For Figure 4, 5, and 6 it was evident the decrease in absorbance as time goes by. The
more time the enzyme reacts before examined in the spectrophotometer the lower the
starting absorbance. For enzyme reactions, color absorption is immediate and the decline
is steady and relatively quick.
Overall this lab was to help understand the absorption of biomolecules and how
the spectrophotometer works.

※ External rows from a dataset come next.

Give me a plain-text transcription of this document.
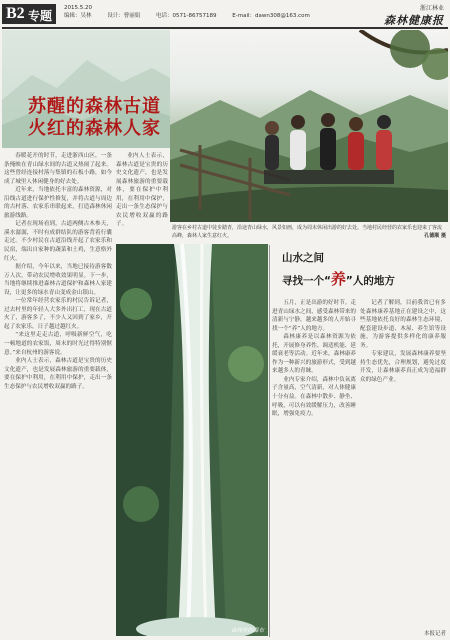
B2 专题
2015.5.20
编辑：吴林	设计：曹丽娟	电话：0571-86757189	E-mail：dawn308@163.com
浙江林业
森林健康报
苏醒的森林古道
火红的森林人家
游客在乡村古道中徒步踏青，沿途青山绿水，风景如画，成为周末休闲出游的好去处。当地村民经营的农家乐也迎来了客流高峰，森林人家生意红火。	孔德顺 摄

春暖花开的时节，走进浙西山区，一条条掩映在青山绿水间的古道又热闹了起来。这些曾经连接村落与集镇的石板小路，如今成了城里人休闲健身的好去处。

近年来，当地依托丰富的森林资源，对沿线古道进行保护性修复，并将古道与周边的古村落、农家乐串联起来，打造森林休闲旅游线路。

记者在现场看到，古道两侧古木参天，溪水潺潺，不时有成群结队的游客背着行囊走过。不少村民在古道沿线开起了农家乐和民宿，端出自家种的蔬菜和土鸡，生意格外红火。

据介绍，今年以来，当地已接待游客数万人次，带动农民增收效果明显。下一步，当地将继续推进森林古道保护和森林人家建设，让更多的绿水青山变成金山银山。

一位常年经营农家乐的村民告诉记者，过去村里的年轻人大多外出打工，现在古道火了，游客多了，不少人又回到了家乡，开起了农家乐，日子越过越红火。

“来这里走走古道，呼吸新鲜空气，吃一顿地道的农家饭，周末的时光过得特别惬意。”来自杭州的游客说。

业内人士表示，森林古道是宝贵的历史文化遗产，也是发展森林旅游的重要载体，要在保护中利用，在利用中保护，走出一条生态保护与农民增收双赢的路子。

业内人士表示，森林古道是宝贵的历史文化遗产，也是发展森林旅游的重要载体，要在保护中利用，在利用中保护，走出一条生态保护与农民增收双赢的路子。

森林里的瀑布
山水之间
寻找一个“养”人的地方

五月，正是出游的好时节。走进青山绿水之间，感受森林带来的清新与宁静，越来越多的人开始寻找一个“养”人的地方。

森林康养是以森林资源为依托，开展修身养性、调适机能、延缓衰老等活动。近年来，森林康养作为一种新兴的旅游形式，受到越来越多人的青睐。

业内专家介绍，森林中负氧离子含量高，空气清新，对人体健康十分有益。在森林中散步、静坐、呼吸，可以有效缓解压力，改善睡眠，增强免疫力。

记者了解到，目前我省已有多处森林康养基地正在建设之中，这些基地依托良好的森林生态环境，配套建设步道、木屋、养生馆等设施，为游客提供多样化的康养服务。

专家建议，发展森林康养要坚持生态优先，合理规划，避免过度开发，让森林康养真正成为造福群众的绿色产业。

本报记者
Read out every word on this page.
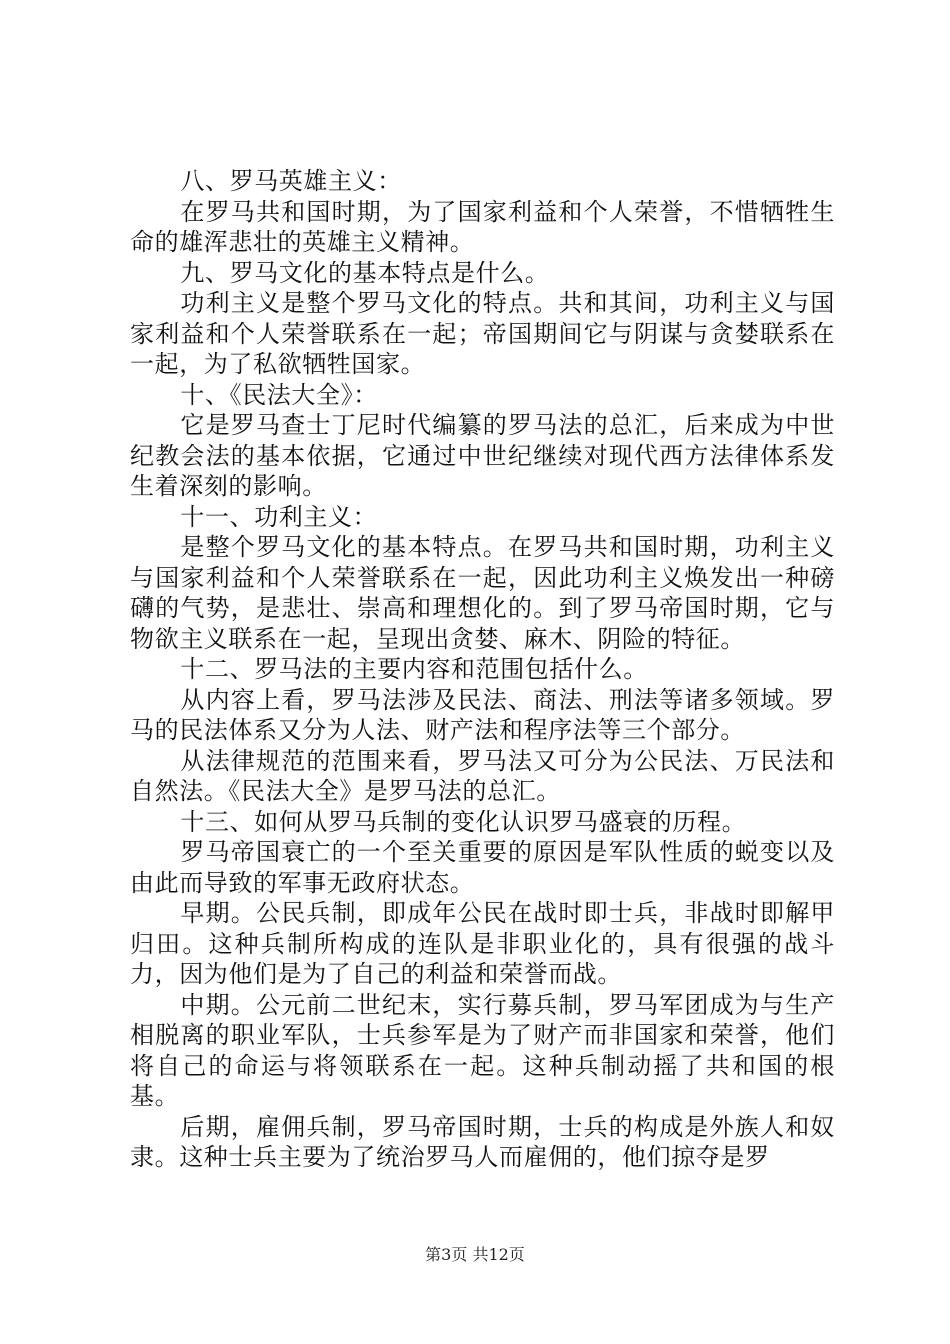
八、罗马英雄主义：

在罗马共和国时期，为了国家利益和个人荣誉，不惜牺牲生命的雄浑悲壮的英雄主义精神。

九、罗马文化的基本特点是什么。

功利主义是整个罗马文化的特点。共和其间，功利主义与国家利益和个人荣誉联系在一起；帝国期间它与阴谋与贪婪联系在一起，为了私欲牺牲国家。

十、《民法大全》：

它是罗马查士丁尼时代编纂的罗马法的总汇，后来成为中世纪教会法的基本依据，它通过中世纪继续对现代西方法律体系发生着深刻的影响。

十一、功利主义：

是整个罗马文化的基本特点。在罗马共和国时期，功利主义与国家利益和个人荣誉联系在一起，因此功利主义焕发出一种磅礴的气势，是悲壮、崇高和理想化的。到了罗马帝国时期，它与物欲主义联系在一起，呈现出贪婪、麻木、阴险的特征。

十二、罗马法的主要内容和范围包括什么。

从内容上看，罗马法涉及民法、商法、刑法等诸多领域。罗马的民法体系又分为人法、财产法和程序法等三个部分。

从法律规范的范围来看，罗马法又可分为公民法、万民法和自然法。《民法大全》是罗马法的总汇。

十三、如何从罗马兵制的变化认识罗马盛衰的历程。

罗马帝国衰亡的一个至关重要的原因是军队性质的蜕变以及由此而导致的军事无政府状态。

早期。公民兵制，即成年公民在战时即士兵，非战时即解甲归田。这种兵制所构成的连队是非职业化的，具有很强的战斗力，因为他们是为了自己的利益和荣誉而战。

中期。公元前二世纪末，实行募兵制，罗马军团成为与生产相脱离的职业军队，士兵参军是为了财产而非国家和荣誉，他们将自己的命运与将领联系在一起。这种兵制动摇了共和国的根基。

后期，雇佣兵制，罗马帝国时期，士兵的构成是外族人和奴隶。这种士兵主要为了统治罗马人而雇佣的，他们掠夺是罗

第3页 共12页
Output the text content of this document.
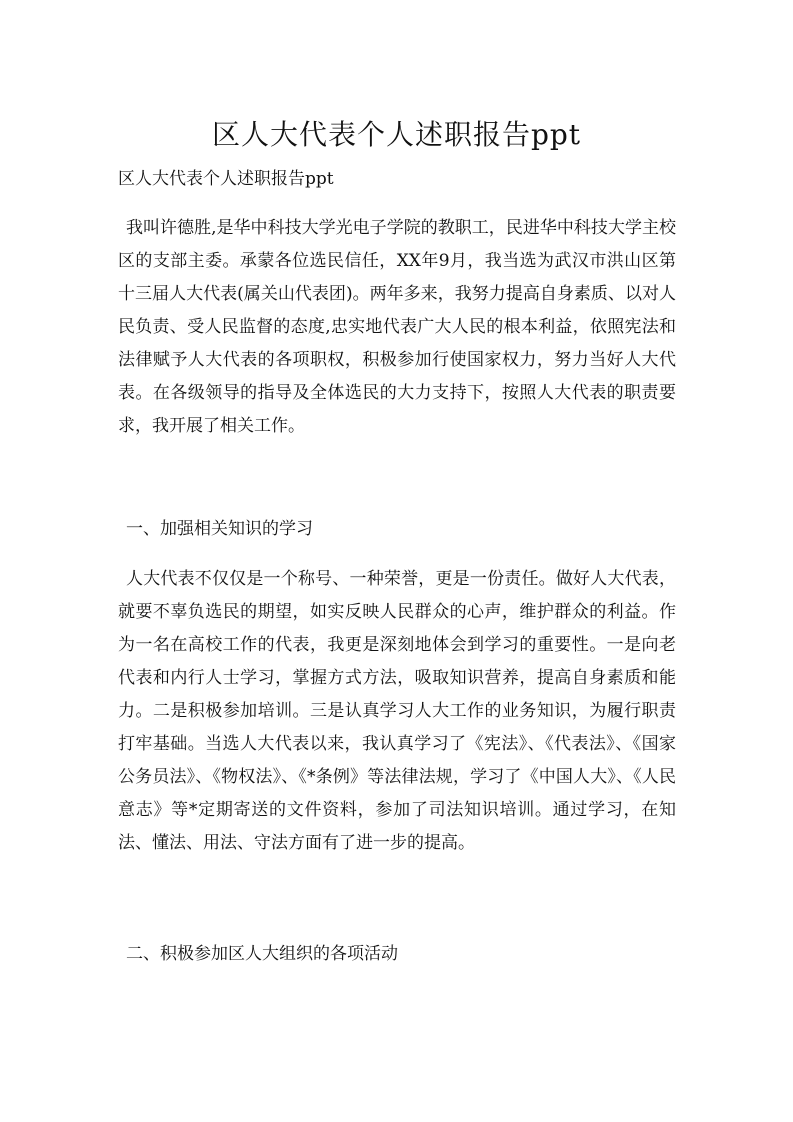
区人大代表个人述职报告ppt
区人大代表个人述职报告ppt

我叫许德胜,是华中科技大学光电子学院的教职工，民进华中科技大学主校区的支部主委。承蒙各位选民信任，XX年9月，我当选为武汉市洪山区第十三届人大代表(属关山代表团)。两年多来，我努力提高自身素质、以对人民负责、受人民监督的态度,忠实地代表广大人民的根本利益，依照宪法和法律赋予人大代表的各项职权，积极参加行使国家权力，努力当好人大代表。在各级领导的指导及全体选民的大力支持下，按照人大代表的职责要求，我开展了相关工作。

一、加强相关知识的学习

人大代表不仅仅是一个称号、一种荣誉，更是一份责任。做好人大代表，就要不辜负选民的期望，如实反映人民群众的心声，维护群众的利益。作为一名在高校工作的代表，我更是深刻地体会到学习的重要性。一是向老代表和内行人士学习，掌握方式方法，吸取知识营养，提高自身素质和能力。二是积极参加培训。三是认真学习人大工作的业务知识，为履行职责打牢基础。当选人大代表以来，我认真学习了《宪法》、《代表法》、《国家公务员法》、《物权法》、《*条例》等法律法规，学习了《中国人大》、《人民意志》等*定期寄送的文件资料，参加了司法知识培训。通过学习，在知法、懂法、用法、守法方面有了进一步的提高。

二、积极参加区人大组织的各项活动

This lab was also to understand the correlation between
absorbance and wavelength. It was also to learn how to calculate concentration using
different methods and comparing their accuracy.
Literature Cited
Sparace, Salvatore, and Brandon Moore. "UV/Visible Absorption Spectroscopy." Biology
4341 Laboratory Manual: Biological Chemistry Laboratory Techniques.
Clemson: Clemson U, 2014. 11-24. Print.